Years ago I was involved in trying to figure out how to use an in-house system to replace two cobbled-together commercial products. I know, I know, everyone thinks it's supposed to go the other way, but in this case, the in-house-developed system was far superior. It was already serving a large part of the business well, and the idea was to add to it capabilities we'd need to support a second area of the business, freeing us from all the problems of the existing solution, including having to depend on relatively unresponsive vendors inhibiting product development, and thus stunting revenue growth.
During an initial exploratory meeting, I was sitting with VP and director-level people around a table listening to all the challenges we would have in pulling the one system's business into the other. One of the biggest sticking points was how external stakeholders viewed these two areas of the business – they were seen and treated as two separate companies. I won't go into the gory details of why this was a problem, but suffice it to say that it was perceived as a significant stumbling block to moving forward. A few ideas were put forward, including such extreme measures as running the in-house system in two separate instances, and creating two divergent code bases (not a good idea).
Finally, I interjected, and said, "What if we looked at this slightly differently?"
Naturally, I got a few quizzical and perplexed looks. After all, I had been in my role at this point only a couple of years, and this was my first job in this industry. Everyone else around the table had been in the industry vastly longer than I had, and their combined experience completely dwarfed mine. They politely listened to me, the neophyte, as I continued.
"What if instead of looking at this as two separate companies, we just looked at it as two separate brands from the same company – from the same manufacturer?"
More blank looks. So I took a deep breath and carried on with my explanation. As I covered how the change in perspective could not only accommodate the various challenges cited by the group and would also allow for a far simpler technical approach than other options that had been proposed, I could see some lights going on in people's heads.
"What about the external view of them being two different companies?" someone asked.
"Well, I don't think that's really a problem," I replied. "It's a simple technical issue to make them appear as two separate companies to the external world, and so there's no reason that we need to be confined by that external constraint for our internal view."
It was (not to blow my own horn too loudly) a perfect solution, and everyone got it, and agreed! So how did the neophyte come up with that?!

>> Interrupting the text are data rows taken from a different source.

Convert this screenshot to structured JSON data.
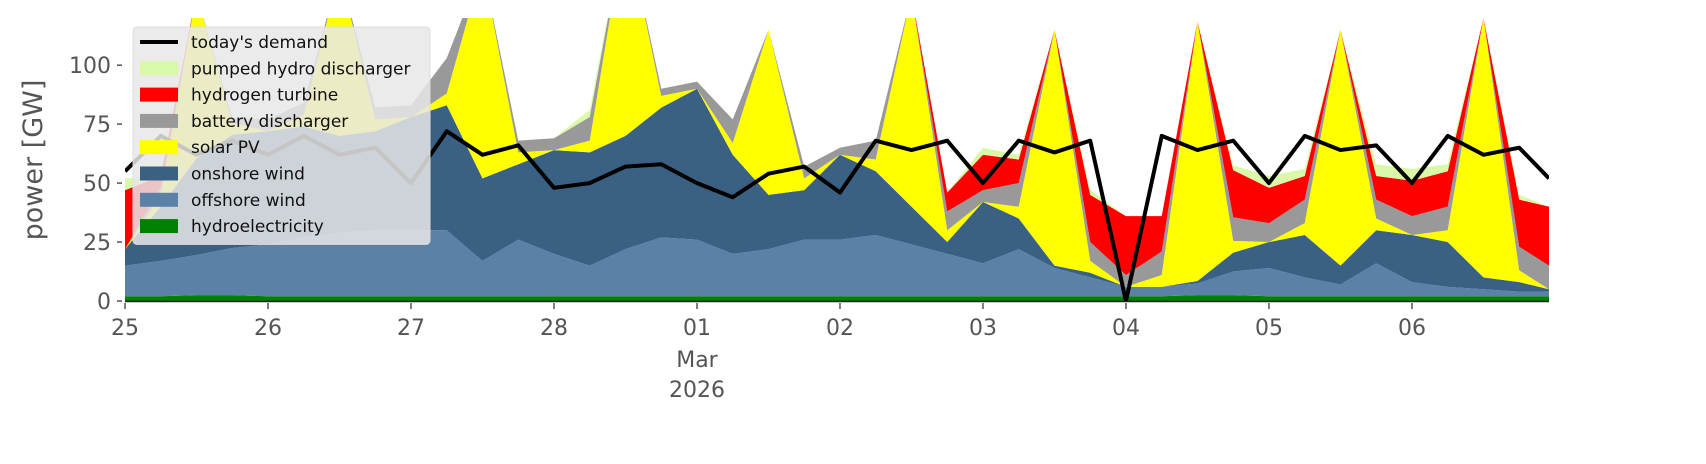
{
  "chart_data": {
    "type": "area",
    "y_label": "power [GW]",
    "x": [
      "2026-02-25T00:00",
      "2026-02-25T06:00",
      "2026-02-25T12:00",
      "2026-02-25T18:00",
      "2026-02-26T00:00",
      "2026-02-26T06:00",
      "2026-02-26T12:00",
      "2026-02-26T18:00",
      "2026-02-27T00:00",
      "2026-02-27T06:00",
      "2026-02-27T12:00",
      "2026-02-27T18:00",
      "2026-02-28T00:00",
      "2026-02-28T06:00",
      "2026-02-28T12:00",
      "2026-02-28T18:00",
      "2026-03-01T00:00",
      "2026-03-01T06:00",
      "2026-03-01T12:00",
      "2026-03-01T18:00",
      "2026-03-02T00:00",
      "2026-03-02T06:00",
      "2026-03-02T12:00",
      "2026-03-02T18:00",
      "2026-03-03T00:00",
      "2026-03-03T06:00",
      "2026-03-03T12:00",
      "2026-03-03T18:00",
      "2026-03-04T00:00",
      "2026-03-04T06:00",
      "2026-03-04T12:00",
      "2026-03-04T18:00",
      "2026-03-05T00:00",
      "2026-03-05T06:00",
      "2026-03-05T12:00",
      "2026-03-05T18:00",
      "2026-03-06T00:00",
      "2026-03-06T06:00",
      "2026-03-06T12:00",
      "2026-03-06T18:00",
      "2026-03-06T23:00"
    ],
    "xlim": [
      "2026-02-25T00:00",
      "2026-03-06T23:00"
    ],
    "xticks": [
      {
        "value": "2026-02-25T00:00",
        "label": "25"
      },
      {
        "value": "2026-02-26T00:00",
        "label": "26"
      },
      {
        "value": "2026-02-27T00:00",
        "label": "27"
      },
      {
        "value": "2026-02-28T00:00",
        "label": "28"
      },
      {
        "value": "2026-03-01T00:00",
        "label": "01"
      },
      {
        "value": "2026-03-02T00:00",
        "label": "02"
      },
      {
        "value": "2026-03-03T00:00",
        "label": "03"
      },
      {
        "value": "2026-03-04T00:00",
        "label": "04"
      },
      {
        "value": "2026-03-05T00:00",
        "label": "05"
      },
      {
        "value": "2026-03-06T00:00",
        "label": "06"
      }
    ],
    "x_secondary_label": {
      "value": "2026-03-01T00:00",
      "lines": [
        "Mar",
        "2026"
      ]
    },
    "ylim": [
      0,
      120
    ],
    "yticks": [
      0,
      25,
      50,
      75,
      100
    ],
    "legend": "upper left",
    "series": [
      {
        "name": "hydroelectricity",
        "color": "#008000",
        "values": [
          2,
          2,
          2.5,
          2.5,
          2,
          2,
          2,
          2,
          2,
          2,
          2,
          2,
          2,
          2,
          2,
          2,
          2,
          2,
          2,
          2,
          2,
          2,
          2,
          2,
          2,
          2,
          2,
          2,
          2,
          2,
          2.5,
          2.5,
          2,
          2,
          2,
          2,
          2,
          2,
          2,
          2,
          2
        ]
      },
      {
        "name": "offshore wind",
        "color": "#5c81a6",
        "values": [
          13,
          15,
          17,
          20,
          22,
          25,
          27,
          28,
          28,
          28,
          15,
          24,
          18,
          13,
          20,
          25,
          24,
          18,
          20,
          24,
          24,
          26,
          22,
          18,
          14,
          20,
          12,
          8,
          4,
          4,
          5,
          10,
          12,
          8,
          5,
          14,
          6,
          4,
          3,
          2,
          2
        ]
      },
      {
        "name": "onshore wind",
        "color": "#3a6183",
        "values": [
          7,
          23,
          41,
          48,
          48,
          47,
          41,
          42,
          48,
          53,
          35,
          32,
          44,
          48,
          48,
          55,
          64,
          42,
          23,
          21,
          36,
          27,
          16,
          5,
          26,
          13,
          1,
          2,
          0,
          0,
          1,
          8,
          11,
          18,
          8,
          14,
          20,
          19,
          5,
          4,
          1
        ]
      },
      {
        "name": "solar PV",
        "color": "#ffff00",
        "values": [
          0,
          5,
          70,
          5,
          0,
          5,
          70,
          5,
          0,
          5,
          90,
          5,
          0,
          5,
          90,
          5,
          0,
          5,
          70,
          5,
          0,
          5,
          90,
          5,
          0,
          5,
          100,
          5,
          0,
          5,
          110,
          5,
          0,
          5,
          100,
          5,
          0,
          5,
          110,
          5,
          0
        ]
      },
      {
        "name": "battery discharger",
        "color": "#999999",
        "values": [
          0,
          3,
          0,
          2,
          5,
          5,
          0,
          5,
          5,
          15,
          0,
          5,
          5,
          10,
          0,
          3,
          3,
          10,
          0,
          5,
          3,
          8,
          0,
          8,
          5,
          10,
          0,
          8,
          5,
          10,
          0,
          10,
          8,
          10,
          0,
          8,
          8,
          10,
          0,
          10,
          10
        ]
      },
      {
        "name": "hydrogen turbine",
        "color": "#ff0000",
        "values": [
          25,
          5,
          0,
          0,
          0,
          0,
          0,
          0,
          0,
          0,
          0,
          0,
          0,
          0,
          0,
          0,
          0,
          0,
          0,
          0,
          0,
          0,
          0,
          8,
          15,
          10,
          0,
          20,
          25,
          15,
          0,
          20,
          15,
          10,
          0,
          10,
          15,
          15,
          0,
          20,
          25
        ]
      },
      {
        "name": "pumped hydro discharger",
        "color": "#d9f9a8",
        "values": [
          5,
          0,
          0,
          0,
          0,
          0,
          0,
          0,
          0,
          0,
          0,
          0,
          0,
          3,
          0,
          0,
          0,
          0,
          0,
          0,
          0,
          0,
          0,
          0,
          3,
          2,
          0,
          2,
          0,
          0,
          0,
          2,
          5,
          3,
          0,
          5,
          5,
          3,
          0,
          2,
          0
        ]
      },
      {
        "name": "today's demand",
        "type": "line",
        "color": "#000000",
        "values": [
          55,
          70,
          62,
          68,
          62,
          70,
          62,
          65,
          50,
          72,
          62,
          66,
          48,
          50,
          57,
          58,
          50,
          44,
          54,
          57,
          46,
          68,
          64,
          68,
          50,
          68,
          63,
          68,
          0,
          70,
          64,
          68,
          50,
          70,
          64,
          66,
          50,
          70,
          62,
          65,
          52
        ]
      }
    ]
  }
}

Well, interestingly, not from anything I had learned so far in my time with that company, and thus not from that industry. The idea came from my time in a completely different industry – consumer packaged goods, where a single manufacturer can and often does have multiple brands and different product lines, all produced in the same plant, and often on the same line. In other words, I took experience gained from a completely different industry and applied it to my current one.
There's varying opinion on hiring from outside your industry, with various write-ups on the pros and cons of doing it (see http://onpeople.knightsbridge.com/h/i/8052249-the-left-field-candidate-t... and http://www.hireology.com/blog/the-pros-and-cons-of-hiring-outside-of-you... for a couple of examples). In my experience – both as one being hired and as a hiring manager – the pros outweigh the cons. In particular, other-industry experience allows smart people to look at presenting challenges in novel ways, arriving at innovative solutions that are often better than those that would be devised otherwise. If your competitors are all hiring from the same relatively small pool of individuals, all with the same backgrounds, education, experience, and ideas, then that innovation can give you a substantial edge! That's not to minimise some of the challenges in hiring someone from outside your industry, but I believe those are manageable, and shouldn't deter considering an excellent candidate who might be culled simply because the "industry experience" box isn't ticked. That candidate will learn the business fairly quickly in my experience.
Shortly after we finished the aforementioned project, and had completed transferring that product line to the in-house system, I was speaking with the VP who dealt directly with the group of external stakeholders most affected by the change. He related a conversation to me he had had with one such stakeholder, who started off the exchange by asking what had happened. My colleague responded by asking why the query, and what was wrong. The external stakeholder responded, "Oh, nothing's wrong! In fact quite the opposite – it's so much better! What did you do?" That's what can happen when you hire outside your industry. Best feedback ever!